Decision trees can be used to solve relatively complex tasks.
A very powerful tool for tackling complex classification and regression problems can be produced by generating several decision trees (a decision tree forest) and calculating an ensemble average from the results of these trees. The correct term here is a random forest.
Where does the random component come into play and why do you even need such a component in a random forest?
Answering the last part of this question is relatively easy. A large number of decision trees (typically between 500 and 1,500) is required to obtain a meaningful ensemble average. The first step is to define the parameters of the problem:
- Select the features to be used as a basis for decision making (in the example with the golfer, these were the day of the week, weather and temperature)
- Determine the size of the decision tree (in the case of the golfer, the two results “on the golf course” and “not on the golf course” were expected)
- Establish the depth of the tree (this refers to the number of decision levels – 4 were used in the last example)
Growing 1,500 identical trees would of course lead to identical results, which would make a mockery of the idea of an ensemble average. The underlying idea of a random forest is to produce different trees due to random variations in the input data and the related decision criteria. To put it another way, you are trusting the wisdom of crowds.
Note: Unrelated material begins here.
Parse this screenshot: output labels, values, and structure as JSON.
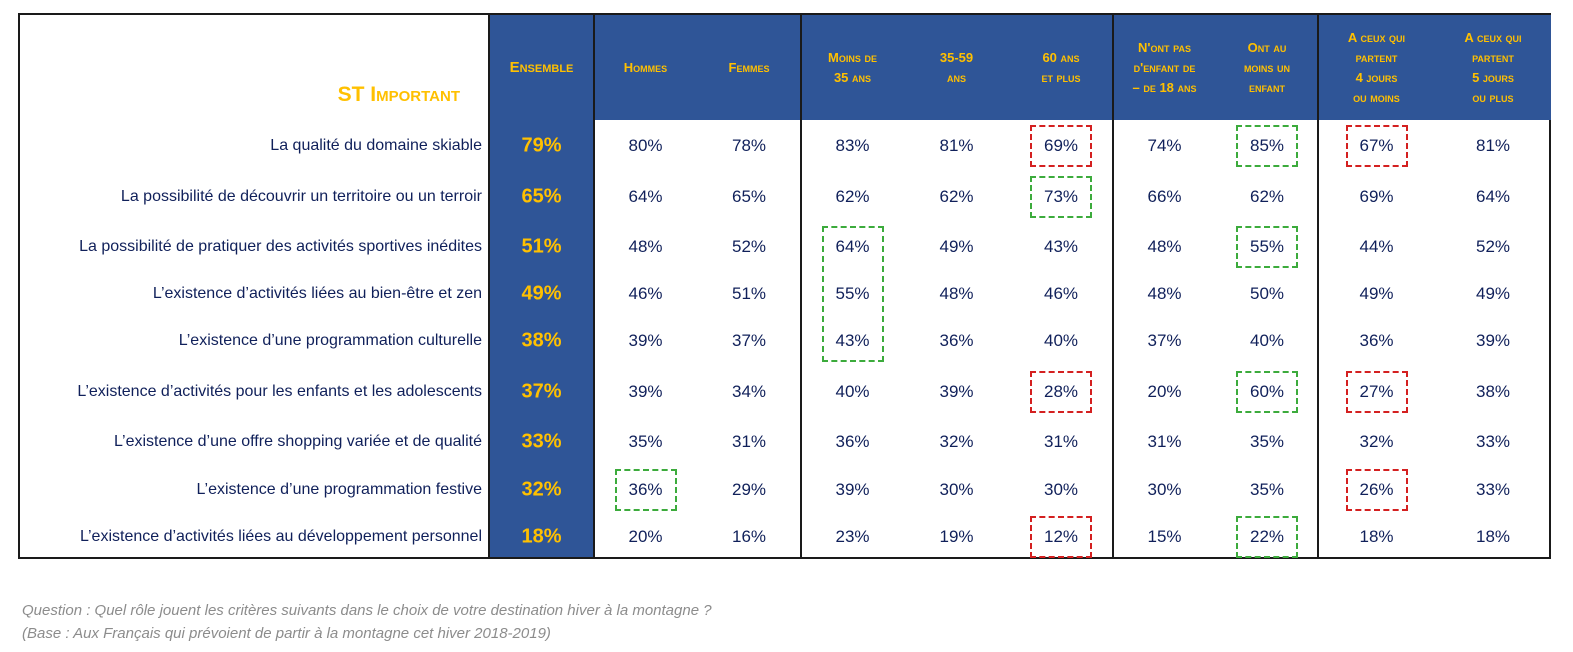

Assuming a sufficient volume of data, the data set to be processed is divided into a training data set and a test data set. Each individual tree is then generated and trained using the following model.
- A random sample is taken from the training data set.
- In addition, certain criteria (such as the day of the week or weather) are selected from the total list and randomly allocated to the decision levels of the tree.
- In the first round, random split criteria are assigned (is the day a Monday; is the weather sunny?).
- The random sample is analysed using the tree generated in this way and the result at this stage is compared with the known result during the training phase.
- The split criteria are adjusted on the basis of the error.
- The random sample is allocated to a class and put back; a new random sample is taken and the training starts again.
After all the trees have been trained, the entire random forest is evaluated using the test data set.